Thank you! I plan on using foam for some areas but the entire area would be an idea. Any idea on price for your square footage?


----------



## GrassAndWater12 (Jan 5, 2019)

I couldn't find the exact per sq ft price but for a double car garage all walls and ceiling was around $700 if that gives you an idea. Total for roof garage etc was like $3,500 for a 2k sq ft two story house.


----------



## Grass Clippins (Apr 30, 2018)

@GrassAndWater12 Sounds like you've spent some time over on the building science forums... :lol: I've never seen a group of people more argumentative and opinionated in my life.

From all of my research, the biggest take away I got was the importance of air sealing and creating a tight envelope. A pro Spray foam job(closed & open) definitely does the best job at getting that done but you've got to deal with the cost and finding someone whose going to do you right.

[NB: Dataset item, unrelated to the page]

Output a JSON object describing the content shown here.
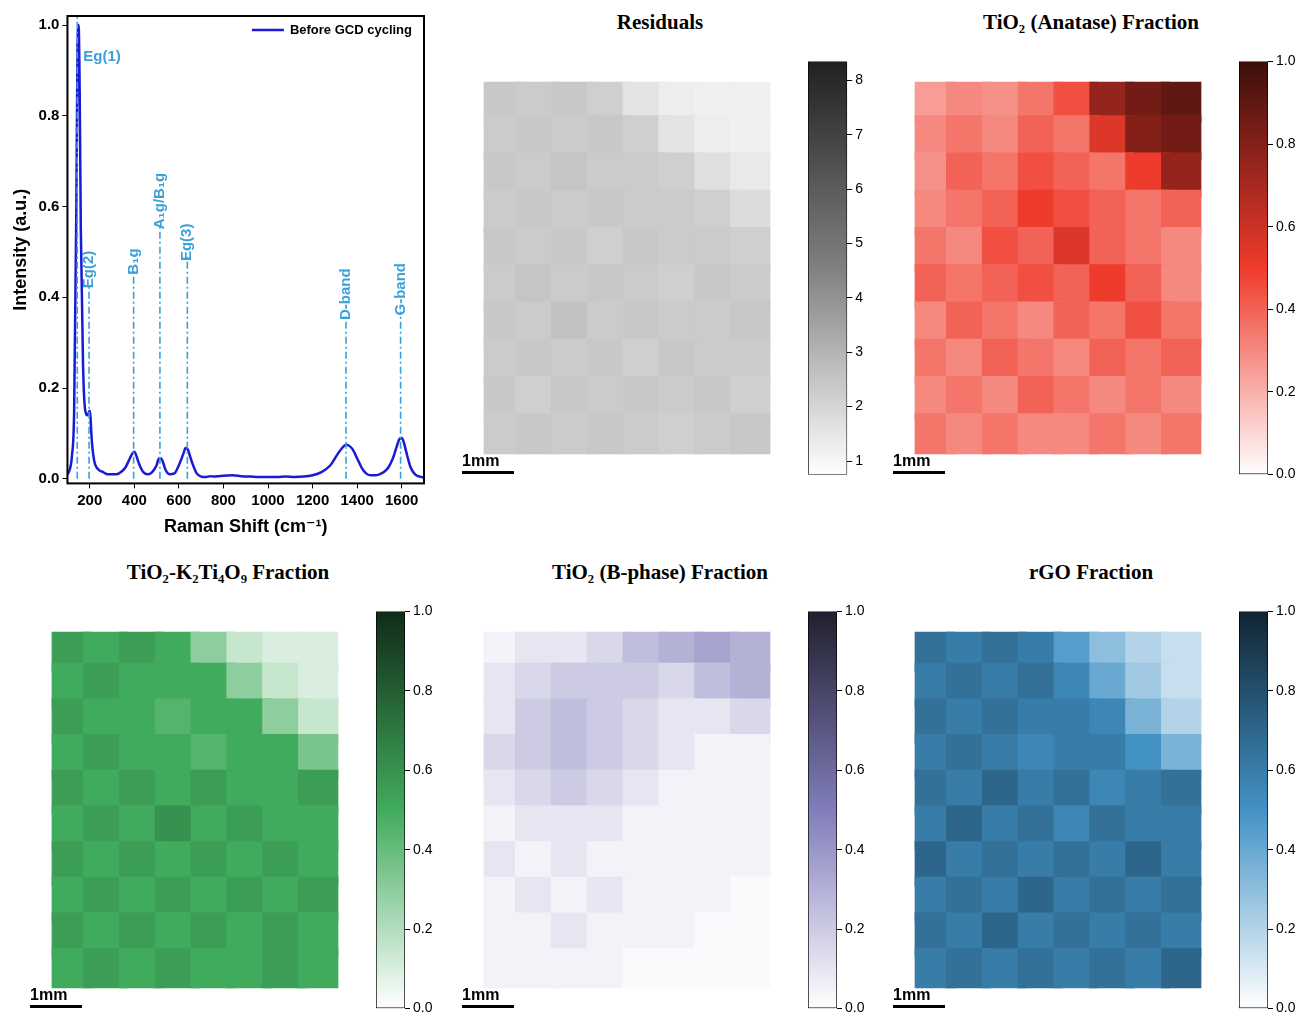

I decided to air seal my living space while leaving the attic unconditioned but I can definitely see the allure of a conditioned attic. I didn't it myself and went way overboard with R60 cellulose and a radiant barrier. Now my attic looks like the inside of a spaceship.


----------



## pennstater2005 (Jul 17, 2017)

@GrassAndWater12 Thank you.

@Grass Clippins Damn!


----------



## GrassAndWater12 (Jan 5, 2019)

Grass Clippins said:


> @GrassAndWater12 Sounds like you've spent some time over on the building science forums... :lol: I've never seen a group of people more argumentative and opinionated in my life.
> 
> From all of my research, the biggest take away I got was the importance of air sealing and creating a tight envelope. A pro Spray foam job(closed & open) definitely does the best job at getting that done but you've got to deal with the cost and finding someone whose going to do you right.
> 
> ...


----------



## corneliani (Apr 2, 2019)

totally agree on the air sealing @Grass Clippins. It's a pet peeve of mine how ppl spend all this money on decorative finishes but completely ignore the $500-1000 investment to do a thorough air seal, or the additional couple grand to bring the attic within the building envelope. 
My first house after I got married was an 1800 sqft ranch on slab fairly new tract home. Our bills averaged $250-350/mo due to it being leaky as hell. The new home I built is more than twice the size and our bills hardly ever go above $150/mo, not to mention the comfort is soo much higher. I had calculated the air sealing and encapsulated attic had a ROI of approx 3-4 years after which it's a savings of $1500/yr +/-. Win win, imo.


----------